Chs. 13 - 14: = Uncertainty  Bayesian Nets. /download

notes http://www.cs.ubc.ca/~murphyk/Bayes/bnintro.html

 

applications: decision-making systems

April 25 – May 2

Ch. 22 := Communication Natural Language Processing; [please consult LUGER reference Sects. 13.0 – 13. 3 and 13.5]. Ch. 24:= Perception

 

applications : augmented cognition, HCI, and biometrics

May  2

Chs. 26 - 27:= Conclusions; REVIEW for EXAM#2

May 16

EXAM #2 – FINAL

-- covers March 28 – April 25 lectures -

 

Please bring the blue examination book!

Please bring scientific calculator with logarithmic function

 

 

Project  # 1 - due on or before March 28:   Search and Problem Solving / Game Playing / CHECKERS or another game of your choice/ Use programming language of your choice/

Game Rules: distributed in class.

Use intelligent search and implement a user interface to play the game.

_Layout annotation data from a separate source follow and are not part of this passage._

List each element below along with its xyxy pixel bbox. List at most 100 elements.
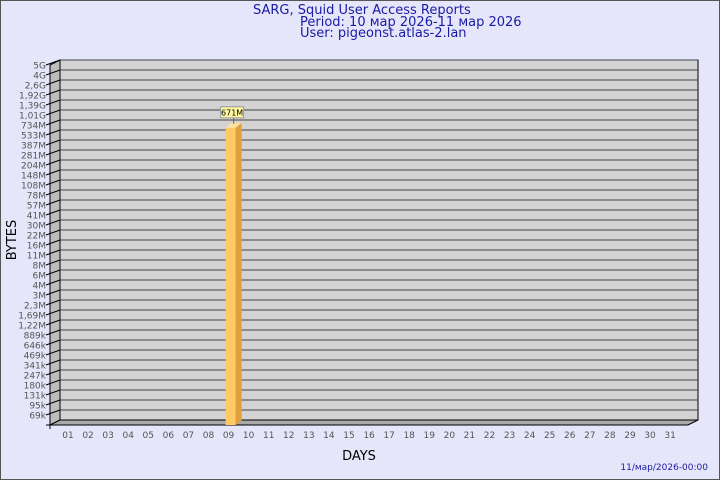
x-tick-label: 14	[323, 431, 335, 441]
y-tick-label: 387M	[21, 142, 46, 152]
x-tick-label: 26	[564, 431, 576, 441]
y-tick	[45, 139, 61, 146]
y-tick	[45, 279, 61, 286]
chart-title: SARG, Squid User Access Reports	[253, 3, 471, 18]
y-tick	[45, 229, 61, 236]
y-tick	[45, 189, 61, 196]
y-tick-label: 57M	[27, 202, 46, 212]
y-tick-label: 5G	[33, 62, 46, 72]
chart-user: User: pigeonst.atlas-2.lan	[300, 26, 467, 41]
x-tick-label: 09	[223, 431, 235, 441]
y-tick-label: 1,69M	[18, 312, 46, 322]
bar-top	[225, 122, 242, 128]
y-tick	[45, 89, 61, 96]
x-tick-label: 08	[203, 431, 215, 441]
y-tick	[45, 379, 61, 386]
y-tick-label: 4M	[33, 282, 47, 292]
y-tick-label: 4G	[33, 72, 46, 82]
y-tick	[45, 319, 61, 326]
y-tick	[45, 259, 61, 266]
y-tick	[45, 209, 61, 216]
data-label: 671M	[221, 108, 243, 117]
y-tick-label: 533M	[21, 132, 46, 142]
y-tick-label: 204M	[21, 162, 46, 172]
y-tick-label: 2,6G	[25, 82, 46, 92]
plot-floor	[49, 419, 699, 426]
y-tick-label: 78M	[27, 192, 46, 202]
y-tick-label: 131k	[24, 392, 47, 402]
y-tick	[45, 219, 61, 226]
y-tick-label: 889k	[24, 332, 47, 342]
y-tick	[45, 269, 61, 276]
x-tick-label: 30	[644, 431, 656, 441]
y-tick-label: 1,22M	[18, 322, 46, 332]
x-tick-label: 02	[82, 431, 93, 441]
x-tick-label: 05	[143, 431, 154, 441]
y-tick	[45, 359, 61, 366]
x-tick-label: 11	[263, 431, 274, 441]
x-tick-label: 29	[624, 431, 636, 441]
y-tick	[45, 199, 61, 206]
bar-front	[225, 127, 236, 426]
y-tick	[45, 369, 61, 376]
x-tick-label: 25	[544, 431, 555, 441]
y-tick-label: 16M	[27, 242, 46, 252]
y-tick	[45, 109, 61, 116]
y-tick-label: 646k	[24, 342, 47, 352]
y-tick	[45, 399, 61, 406]
y-tick-label: 341k	[24, 362, 47, 372]
y-tick-label: 1,39G	[19, 102, 46, 112]
y-tick-label: 30M	[27, 222, 46, 232]
y-tick-label: 41M	[27, 212, 46, 222]
x-tick-label: 22	[484, 431, 495, 441]
y-tick	[45, 149, 61, 156]
y-tick-label: 69k	[29, 412, 46, 422]
x-tick-label: 31	[664, 431, 675, 441]
y-tick	[45, 179, 61, 186]
y-tick-label: 95k	[29, 402, 46, 412]
y-tick	[45, 339, 61, 346]
y-tick-label: 1,01G	[19, 112, 46, 122]
y-tick	[45, 129, 61, 136]
y-tick-label: 11M	[27, 252, 46, 262]
x-tick-label: 28	[604, 431, 616, 441]
x-tick-label: 16	[363, 431, 375, 441]
x-tick-label: 20	[444, 431, 456, 441]
y-tick	[45, 249, 61, 256]
y-tick	[45, 299, 61, 306]
x-tick-label: 21	[464, 431, 475, 441]
y-tick	[45, 289, 61, 296]
x-tick-label: 10	[243, 431, 255, 441]
y-tick-label: 108M	[21, 182, 46, 192]
x-tick-label: 23	[504, 431, 515, 441]
y-tick	[45, 329, 61, 336]
x-tick-label: 17	[383, 431, 394, 441]
x-tick-label: 06	[163, 431, 175, 441]
x-tick-label: 19	[424, 431, 436, 441]
data-label-box	[220, 106, 245, 119]
bar-side	[235, 122, 242, 426]
x-tick-label: 12	[283, 431, 294, 441]
y-tick	[45, 119, 61, 126]
y-tick	[45, 239, 61, 246]
y-tick-label: 1,92G	[19, 92, 46, 102]
y-tick	[45, 169, 61, 176]
y-tick-label: 3M	[33, 292, 47, 302]
y-tick-label: 734M	[21, 122, 46, 132]
footer-timestamp: 11/мар/2026-00:00	[620, 463, 708, 473]
y-tick-label: 281M	[21, 152, 46, 162]
y-tick-label: 247k	[24, 372, 47, 382]
x-tick-label: 24	[524, 431, 536, 441]
y-tick	[45, 69, 61, 76]
x-tick-label: 13	[303, 431, 314, 441]
chart-period: Period: 10 мар 2026-11 мар 2026	[300, 15, 522, 30]
y-tick	[45, 99, 61, 106]
y-axis-label: BYTES	[5, 220, 20, 261]
y-tick	[45, 409, 61, 416]
y-tick-label: 2,3M	[24, 302, 46, 312]
x-tick-label: 18	[403, 431, 415, 441]
x-tick-label: 27	[584, 431, 595, 441]
y-tick	[45, 389, 61, 396]
y-tick	[45, 79, 61, 86]
x-axis-label: DAYS	[342, 449, 376, 464]
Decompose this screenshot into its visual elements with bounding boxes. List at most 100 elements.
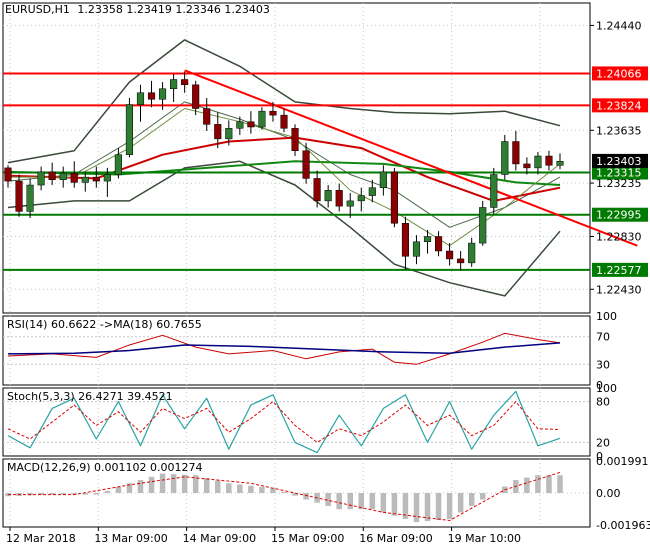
macd-title: MACD(12,26,9) 0.001102 0.001274 <box>7 461 203 474</box>
bullish-candle <box>26 184 34 212</box>
bullish-candle <box>490 174 498 208</box>
bearish-candle <box>302 150 310 179</box>
x-tick-label: 15 Mar 09:00 <box>271 532 344 545</box>
current-price-tag <box>592 153 648 168</box>
bearish-candle <box>446 250 454 260</box>
bearish-candle <box>434 236 443 252</box>
bullish-candle <box>324 190 332 202</box>
bullish-candle <box>37 171 45 186</box>
y-tick-label: 1.22830 <box>596 230 642 243</box>
bearish-candle <box>335 190 343 207</box>
bearish-candle <box>401 223 410 257</box>
bearish-candle <box>269 110 277 116</box>
stoch-tick-label: 100 <box>596 382 617 395</box>
bearish-candle <box>214 124 222 140</box>
bearish-candle <box>247 121 255 128</box>
stoch-title: Stoch(5,3,3) 26.4271 39.4521 <box>7 390 173 403</box>
rsi-tick-label: 100 <box>596 310 617 323</box>
macd-panel[interactable]: MACD(12,26,9) 0.001102 0.001274 <box>3 461 590 523</box>
bullish-candle <box>225 128 233 140</box>
y-tick-label: 1.22430 <box>596 283 642 296</box>
macd-tick-label: -0.001963 <box>596 519 650 532</box>
bullish-candle <box>258 110 266 128</box>
stoch-k-line <box>7 390 561 454</box>
x-tick-label: 13 Mar 09:00 <box>94 532 167 545</box>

Schedule time to have your program play against the Instructor or TA &

Submit Short Report that includes (i) task and approach; (ii) representation, data structures, and GUI; (iii) game strategy (look-ahead, minmax, alpha-beta) and evaluation function; (iv) information on software tools used and hardware platform; and (v) performance evaluation and conclusions.

 

Project  # 2 - due on or before  April 18 : Knowledge Representation and Reasoning

Programming 1:  Missionaries and Cannibals / Use LISP or PROLOG or  both for extra 10 % credit /

Three missionaries and three cannibals are on one side of the river,
along with a boat that can hold one or two people. Find a way to get
everyone to the other side, without ever leaving a group of missionaries
in one place outnumbered by the cannibals in that place. Try using CSP
strategies.

OR

Programming 2:  your choice of problem / Use LISP or PROLOG or both for extra 10 % credit /

 

Project  # 3 - due on or before  May 2 :  Learning

Programming 1: Classification / Use MATLAB /

Access UCI repository at www.ics.uci.edu/~mlearn/MLRepository.html  and choose
some classification problem and the corresponding data sets.
 Solve and implement the classification task using DT (Decision Trees). Discuss your results.  For extra credit  (10 %) solve and implement the same classification task using BackPropagation (BP) and make a comparison against the results obtained using DT.